The Threat of Economic Havoc Is Real and Significant

Disconnection has a singularly disproportionate effect on business owners, particularly those tied into WISE (World Institute of Scientology Enterprises, an operation to spread Hubbard’s “management tech” into businesses in exchange for sizable royalties). 

For instance a Scientology restaurant owner, who may be facing an ethics action, may receive a visit from a few of the ethics boys who emphatically mention that his waiters may quit, should he decide to leave Scientology. He goes, they all go. Very few business could withstand the loss of a large percentage of their employees and eventual revenue stream. Contrast this with an old school brick through the window, and the underlying malice is clear as day.  

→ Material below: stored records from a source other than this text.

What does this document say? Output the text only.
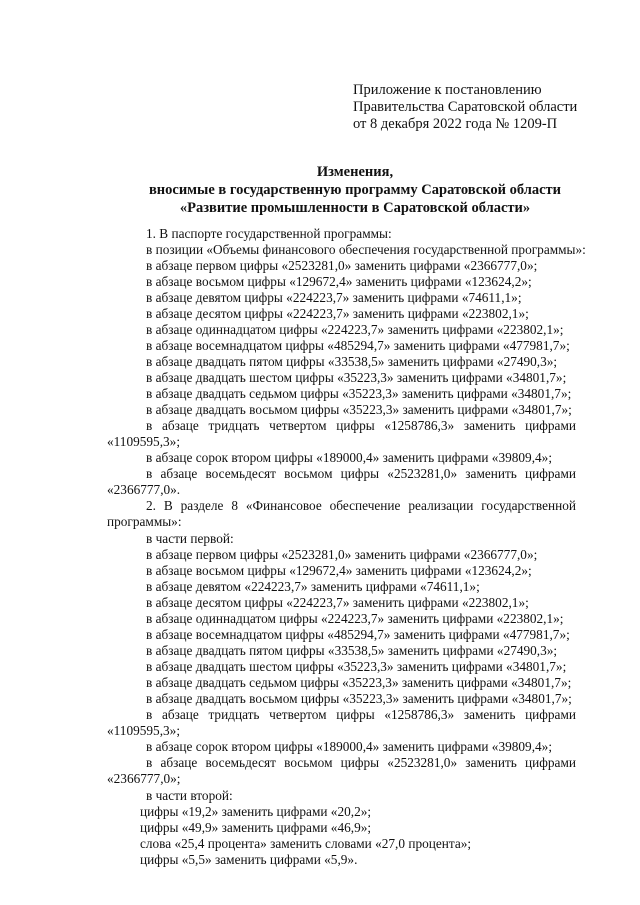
Приложение к постановлению
Правительства Саратовской области
от 8 декабря 2022 года № 1209-П
Изменения,
вносимые в государственную программу Саратовской области
«Развитие промышленности в Саратовской области»
1. В паспорте государственной программы:
в позиции «Объемы финансового обеспечения государственной программы»:
в абзаце первом цифры «2523281,0» заменить цифрами «2366777,0»;
в абзаце восьмом цифры «129672,4» заменить цифрами «123624,2»;
в абзаце девятом цифры «224223,7» заменить цифрами «74611,1»;
в абзаце десятом цифры «224223,7» заменить цифрами «223802,1»;
в абзаце одиннадцатом цифры «224223,7» заменить цифрами «223802,1»;
в абзаце восемнадцатом цифры «485294,7» заменить цифрами «477981,7»;
в абзаце двадцать пятом цифры «33538,5» заменить цифрами «27490,3»;
в абзаце двадцать шестом цифры «35223,3» заменить цифрами «34801,7»;
в абзаце двадцать седьмом цифры «35223,3» заменить цифрами «34801,7»;
в абзаце двадцать восьмом цифры «35223,3» заменить цифрами «34801,7»;
в абзаце тридцать четвертом цифры «1258786,3» заменить цифрами
«1109595,3»;
в абзаце сорок втором цифры «189000,4» заменить цифрами «39809,4»;
в абзаце восемьдесят восьмом цифры «2523281,0» заменить цифрами
«2366777,0».
2. В разделе 8 «Финансовое обеспечение реализации государственной
программы»:
в части первой:
в абзаце первом цифры «2523281,0» заменить цифрами «2366777,0»;
в абзаце восьмом цифры «129672,4» заменить цифрами «123624,2»;
в абзаце девятом «224223,7» заменить цифрами «74611,1»;
в абзаце десятом цифры «224223,7» заменить цифрами «223802,1»;
в абзаце одиннадцатом цифры «224223,7» заменить цифрами «223802,1»;
в абзаце восемнадцатом цифры «485294,7» заменить цифрами «477981,7»;
в абзаце двадцать пятом цифры «33538,5» заменить цифрами «27490,3»;
в абзаце двадцать шестом цифры «35223,3» заменить цифрами «34801,7»;
в абзаце двадцать седьмом цифры «35223,3» заменить цифрами «34801,7»;
в абзаце двадцать восьмом цифры «35223,3» заменить цифрами «34801,7»;
в абзаце тридцать четвертом цифры «1258786,3» заменить цифрами
«1109595,3»;
в абзаце сорок втором цифры «189000,4» заменить цифрами «39809,4»;
в абзаце восемьдесят восьмом цифры «2523281,0» заменить цифрами
«2366777,0»;
в части второй:
цифры «19,2» заменить цифрами «20,2»;
цифры «49,9» заменить цифрами «46,9»;
слова «25,4 процента» заменить словами «27,0 процента»;
цифры «5,5» заменить цифрами «5,9».
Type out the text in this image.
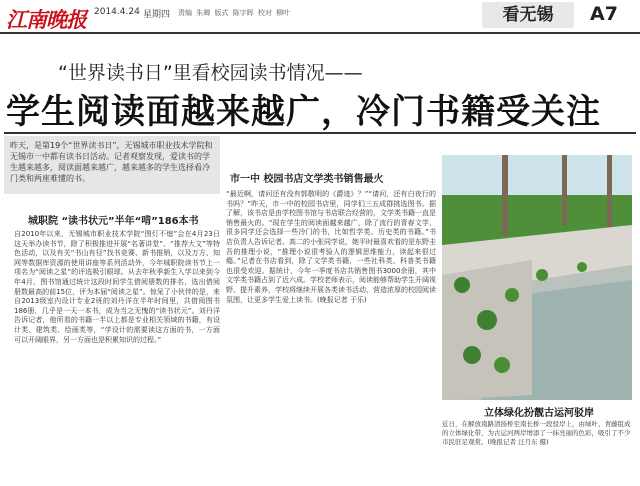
江南晚报 2014.4.24 星期四 责编 朱卿 版式 陈宇晖 校对 柳叶	看无锡	A7
“世界读书日”里看校园读书情况——
学生阅读面越来越广，冷门书籍受关注
昨天，是第19个“世界读书日”，无锡城市职业技术学院和无锡市一中都有读书日活动。记者观察发现，爱读书的学生越来越多，阅读面越来越广，越来越多的学生选择看冷门类和两座难懂的书。
城职院 “读书状元”半年“啃”186本书
自2010年以来，无锡城市职业技术学院“图灯不熄”会在4月23日这天举办读书节，除了积极推进开展“名著讲堂”、“推荐大文”等特色活动，以及有关“书山有径”找书竞赛、新书推销，以及万方、知网等数据库资源的使用讲座等系列活动外，今年城职院读书节上一项名为“阅读之星”的评选吸引眼球。从去年秋季新生入学以来到今年4月，图书馆通过统计这段时间学生借阅册数的排名，选出借阅册数最高的前15位，评为本届“阅读之星”。惊呆了小伙伴的是，来自2013级室内设计专业2班的刘丹洋在半年时间里，共借阅图书186册，几乎是一天一本书，成为当之无愧的“读书状元”。刘丹洋告诉记者，他所看的书籍一半以上都是专业相关领域的书籍，有设计类、建筑类、绘画类等，“学设计的需要读这方面的书，一方面可以开阔眼界，另一方面也是积累知识的过程。”
市一中 校园书店文学类书销售最火
“最近啊，请问还有没有郭敬明的《爵迹》？”“请问，还有白夜行的书吗？”昨天，市一中的校园书店里，同学们三五成群挑选图书。据了解，该书店是由学校图书馆与书店联合经营的，文学类书籍一直是销售最火的。“现在学生的阅读面越来越广，除了流行的青春文学，很多同学还会选择一些冷门的书，比如哲学类、历史类的书籍。”书店负责人告诉记者。高二的小张同学说，她平时最喜欢看的是东野圭吾的推理小说，“推理小说很考验人的逻辑思维能力，读起来很过瘾。”记者在书店看到，除了文学类书籍，一些社科类、科普类书籍也很受欢迎。据统计，今年一季度书店共销售图书3000余册，其中文学类书籍占到了近六成。学校老师表示，阅读能够帮助学生开阔视野、提升素养，学校将继续开展各类读书活动，营造浓厚的校园阅读氛围，让更多学生爱上读书。(晚报记者 于乐)
立体绿化扮靓古运河驳岸
近日，在解放南路清扬桥至南长桥一段驳岸上，由绿叶、青藤组成的立体绿化带，为古运河两岸增添了一抹亮丽的色彩，吸引了不少市民驻足观赏。(晚报记者 汪月东 摄)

Disconnection uses the threat of separation from one’s family as a means to incent a certain behavior, in this case, conformity to the will of Scientology, as voiced by those involved in “ethics” enforcement, Scientology’s version of the Catholic Church’s medieval inquisition. And it’s tactics aren’t too far removed from the over-zealous Jesuits of the times either… However, in turning to modern jurisprudence, disconnection is remarkably similar to the crime of extortion. For instance, the highly confessional nature of Scientology auditing, wherein a member is put on “the cans” or electrodes, attached to a simple galvanometer, as their secrets are excruciatingly laid bare, and then stored in within an extensive filing system, provides a vast source of material for future blackmail.

What makes disconnection all the more disingenuous, is that in many instances, the reason someone’s kicked-out of the church has nothing to do with differences in beliefs; more so, it’s for exposing one’s self to “entheta”, Scientology’s made-up term for anything that runs counter to the will and whims of L Ron Hubbard. Entheta can be as simple as voicing doubt as to the efficacy of a particular Scientology practice, or watching a Youtube video on the church, or to something as egregious as calling into question the sanity of David Miscavige.

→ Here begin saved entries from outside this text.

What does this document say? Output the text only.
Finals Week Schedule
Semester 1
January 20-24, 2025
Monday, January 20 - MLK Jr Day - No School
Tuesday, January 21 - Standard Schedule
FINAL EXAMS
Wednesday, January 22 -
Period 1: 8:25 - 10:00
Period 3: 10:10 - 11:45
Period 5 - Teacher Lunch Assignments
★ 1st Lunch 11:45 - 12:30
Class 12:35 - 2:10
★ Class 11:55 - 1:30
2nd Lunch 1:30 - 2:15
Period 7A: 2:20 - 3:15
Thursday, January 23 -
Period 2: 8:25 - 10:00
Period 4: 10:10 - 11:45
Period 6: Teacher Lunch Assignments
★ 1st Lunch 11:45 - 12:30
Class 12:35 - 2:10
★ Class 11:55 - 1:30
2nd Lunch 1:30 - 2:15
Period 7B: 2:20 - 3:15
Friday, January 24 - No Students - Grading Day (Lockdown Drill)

The process of disconnection involves a variety of steps, such as being declared a “suppressive person”, (SP) someone who presents a danger to the church. Together, these processes can descend into a Kafkaesque nightmare of accusations of thought crimes, North Korean-like interrogations known as “sec checks” (security checks), or Stalinist self-confessionals for perceived wrongs. The outcome of this scrutiny may result in gulag-like slave labor, in the form of a work-based “amends” program, for any number of supposed transgressions. More troubling to the “penitent” SP, is that despite going through all these steps, all of which entail significant time and expenses, (the sec checks can run many thousands of dollars), it’s not a given that one will be able to remain in the church. For instance, one must complete an amends process known as the “A-E Steps”, a written series of confessionals, debt settling and “auditing”, that allegedly brings one back in good standing.

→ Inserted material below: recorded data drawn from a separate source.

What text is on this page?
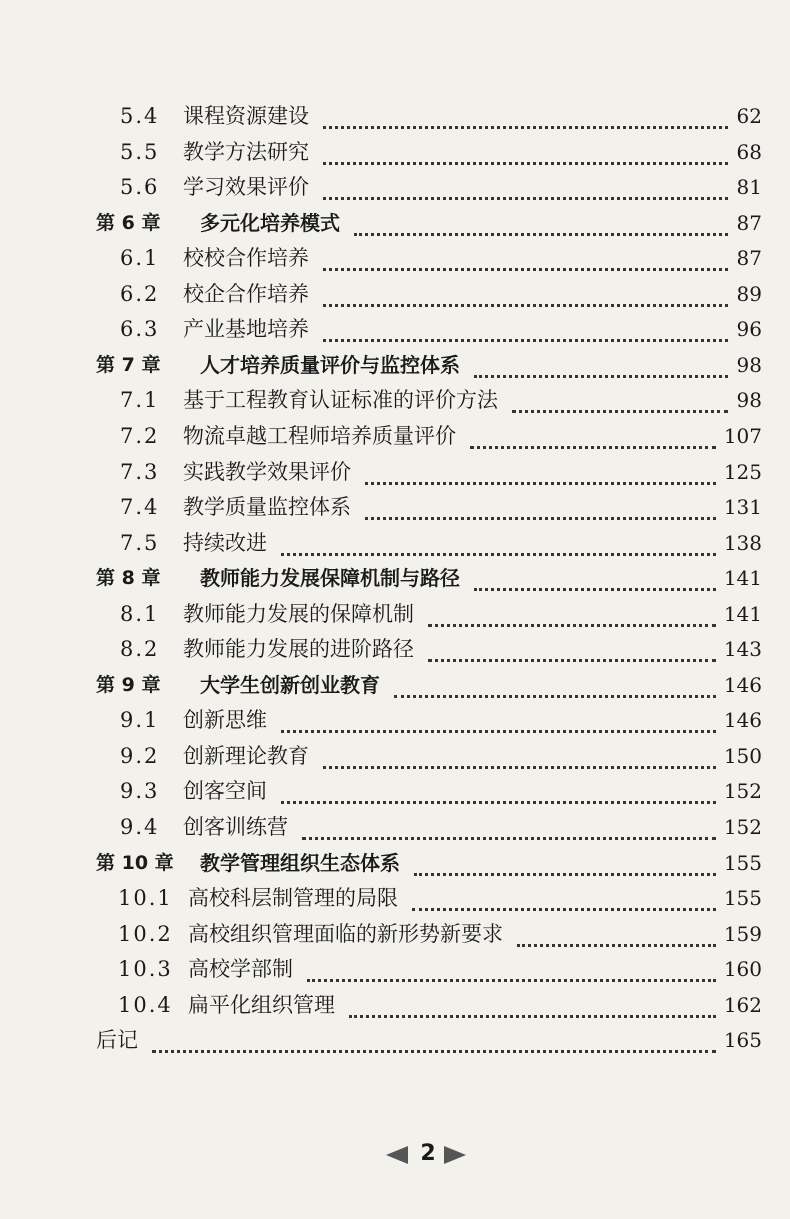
5.4 课程资源建设	62
5.5 教学方法研究	68
5.6 学习效果评价	81
第 6 章 多元化培养模式	87
6.1 校校合作培养	87
6.2 校企合作培养	89
6.3 产业基地培养	96
第 7 章 人才培养质量评价与监控体系	98
7.1 基于工程教育认证标准的评价方法	98
7.2 物流卓越工程师培养质量评价	107
7.3 实践教学效果评价	125
7.4 教学质量监控体系	131
7.5 持续改进	138
第 8 章 教师能力发展保障机制与路径	141
8.1 教师能力发展的保障机制	141
8.2 教师能力发展的进阶路径	143
第 9 章 大学生创新创业教育	146
9.1 创新思维	146
9.2 创新理论教育	150
9.3 创客空间	152
9.4 创客训练营	152
第 10 章 教学管理组织生态体系	155
10.1 高校科层制管理的局限	155
10.2 高校组织管理面临的新形势新要求	159
10.3 高校学部制	160
10.4 扁平化组织管理	162
后记	165
2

While the church denies that it initiates, or indeed orders disconnection,  the fact is that departing members not in good standing, are harassed and universally shunned. The drumbeat of horror stories as to the effect of disconnection on families, as well as the testimony of numerous former Scientologists, has shown such denials to be patently false. Disconnection is real, it’s harmful, and serves no valid ecclesiastical purpose. More so, like many Scientology practices, disconnection is morally and ethically repugnant. Indeed, it is indicative of potential criminality, such as extortion and blackmail; those still within the walls of Scientology have been spiritually kidnapped, and held hostage in a prison of belief.